Thursday, January 11, 2007

This Is MY House ...

... it's been almost four years that I've been doing the Harry Potter club. We do it once a month. It's loud and messy and loud and crazy and incredibly fun and loud. I started off being forced to do it and having 0-3 kids show up. We thought about quitting the damn thing numerous times. That's entirely due to our old community relations lady who hated me and forced me to maintain a very strict club that only allowed boys as members and assigned homework to its members. Now I get 10-25 kids a month and its crazy mad as all hell and hands down the coolest kids club in town.

However, due to a scheduling conflict, a 10 author discussion and signing was scheduled in my children's department. And two of the authors were the daughters of some rich ass greek land developer that apparently owns most of downtown and may or may not have mob ties. And so the store bent to their needs and 75 to 80 rich white people came in for an ostentatious "networking" book signing about vacationing in Greece and they did it in MY kids section, forcing me to have my 11-kid Harry Potter club meeting in the back of the store between audio books and magazines.

But that bookstore, it is MY house! MY HOUSE!!! Ain't no greek bastards kicking me out of MY house without a fight!

So, at the beginning of the meeting, this is exactly what I told my Potter kids ...
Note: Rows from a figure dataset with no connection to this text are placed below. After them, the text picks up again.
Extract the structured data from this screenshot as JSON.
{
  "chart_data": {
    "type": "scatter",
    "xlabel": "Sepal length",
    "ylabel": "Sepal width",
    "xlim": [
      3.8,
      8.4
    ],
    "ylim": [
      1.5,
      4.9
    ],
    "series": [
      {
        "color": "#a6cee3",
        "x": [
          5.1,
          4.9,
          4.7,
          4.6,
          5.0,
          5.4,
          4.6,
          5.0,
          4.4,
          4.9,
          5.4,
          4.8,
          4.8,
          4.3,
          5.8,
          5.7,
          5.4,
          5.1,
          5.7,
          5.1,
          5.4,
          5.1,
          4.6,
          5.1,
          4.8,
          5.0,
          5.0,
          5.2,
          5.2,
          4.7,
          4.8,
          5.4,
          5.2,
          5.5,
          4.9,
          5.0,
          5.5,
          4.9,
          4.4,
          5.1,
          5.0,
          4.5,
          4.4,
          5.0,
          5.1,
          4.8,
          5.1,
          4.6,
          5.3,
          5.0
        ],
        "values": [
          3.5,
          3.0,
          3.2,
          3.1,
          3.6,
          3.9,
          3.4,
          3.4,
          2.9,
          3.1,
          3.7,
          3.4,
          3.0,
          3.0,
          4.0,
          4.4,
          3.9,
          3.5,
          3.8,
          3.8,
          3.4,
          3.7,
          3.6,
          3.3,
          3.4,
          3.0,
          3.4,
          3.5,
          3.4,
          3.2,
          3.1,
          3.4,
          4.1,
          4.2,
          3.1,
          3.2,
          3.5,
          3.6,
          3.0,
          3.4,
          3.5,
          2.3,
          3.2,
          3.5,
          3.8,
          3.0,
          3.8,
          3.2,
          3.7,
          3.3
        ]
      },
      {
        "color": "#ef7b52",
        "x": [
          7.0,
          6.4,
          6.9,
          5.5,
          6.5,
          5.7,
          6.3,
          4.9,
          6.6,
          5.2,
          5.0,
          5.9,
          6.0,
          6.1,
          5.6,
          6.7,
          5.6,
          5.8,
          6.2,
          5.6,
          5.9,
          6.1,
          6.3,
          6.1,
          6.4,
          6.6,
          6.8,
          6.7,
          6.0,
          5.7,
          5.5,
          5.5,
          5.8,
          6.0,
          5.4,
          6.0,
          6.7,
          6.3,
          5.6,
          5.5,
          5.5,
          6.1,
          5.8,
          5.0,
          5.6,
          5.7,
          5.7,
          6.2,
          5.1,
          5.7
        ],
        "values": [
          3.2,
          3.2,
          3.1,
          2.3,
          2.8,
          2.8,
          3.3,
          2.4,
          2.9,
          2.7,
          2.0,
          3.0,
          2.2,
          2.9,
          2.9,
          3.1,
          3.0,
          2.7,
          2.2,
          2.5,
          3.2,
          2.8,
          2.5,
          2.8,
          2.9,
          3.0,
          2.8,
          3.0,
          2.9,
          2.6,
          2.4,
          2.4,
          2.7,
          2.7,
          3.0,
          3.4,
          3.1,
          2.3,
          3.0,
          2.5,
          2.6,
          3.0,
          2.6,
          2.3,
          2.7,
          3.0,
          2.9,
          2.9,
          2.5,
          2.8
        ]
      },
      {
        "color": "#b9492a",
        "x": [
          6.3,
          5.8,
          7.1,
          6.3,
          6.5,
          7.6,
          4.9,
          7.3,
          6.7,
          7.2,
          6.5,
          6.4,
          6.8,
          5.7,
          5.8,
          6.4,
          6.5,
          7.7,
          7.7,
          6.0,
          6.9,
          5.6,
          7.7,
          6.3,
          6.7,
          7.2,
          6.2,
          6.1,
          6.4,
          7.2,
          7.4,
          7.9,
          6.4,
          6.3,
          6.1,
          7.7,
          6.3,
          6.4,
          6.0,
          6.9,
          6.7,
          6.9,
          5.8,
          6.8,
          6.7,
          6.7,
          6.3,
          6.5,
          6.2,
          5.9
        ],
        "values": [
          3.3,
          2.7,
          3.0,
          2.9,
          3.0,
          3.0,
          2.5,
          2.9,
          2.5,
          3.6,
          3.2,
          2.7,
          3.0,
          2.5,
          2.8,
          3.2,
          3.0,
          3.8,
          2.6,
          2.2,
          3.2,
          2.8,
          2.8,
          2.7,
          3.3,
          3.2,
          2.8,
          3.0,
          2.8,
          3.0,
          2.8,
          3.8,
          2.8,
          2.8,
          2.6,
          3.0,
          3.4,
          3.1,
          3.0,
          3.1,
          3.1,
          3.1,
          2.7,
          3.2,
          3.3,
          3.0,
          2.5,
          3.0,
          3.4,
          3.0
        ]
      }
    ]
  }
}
"I don't want you kids to feel any different because we're doing our meeting out here. In fact, I want you kids to be ten times louder. Fifteen times louder! In fact, I want you kids to be SO loud that I want one of the rich high income architect people to come over here and complain."

And god were they loud! Damn they were insane. They were twenty times louder than they ever were before. And I started the club about ten minutes late so as to assure we would run late and therefore run over the beginning of the signing. And right as I started to pick raffle numbers to signal the end of the meeting, this rich white haired botox whore wearing a fur fucking coat came and said "I'm sorry. I don't mean to interrupt the little 'meeting' you guys are having but we're having a book signing and we can hear everything you guys are saying."

The kids started yelling at her, saying "HEY! WE should be in the kids section!" and "We have this every month!" but I shooshed them. I told the lady as polite and as kurt as I could that I had two minutes left and the more I was interrupted the longer it was going to be. When she left one of the kids loudly said "Oh no, they complained! Will you get fired, Steve?"

Once the lady left, I called the kids into a little huddle and quietly whispered "Kids, that was so totally awesome. That is exactly what I wanted to happen. Sweet! That was totally rock and roll. Give yourselves a round of applause."

How punk rock star is that?

Marisa says that I probably shouldn't be, as she put it, "teaching the kids how to hate." But that's what happens when they try to kick me out of my house.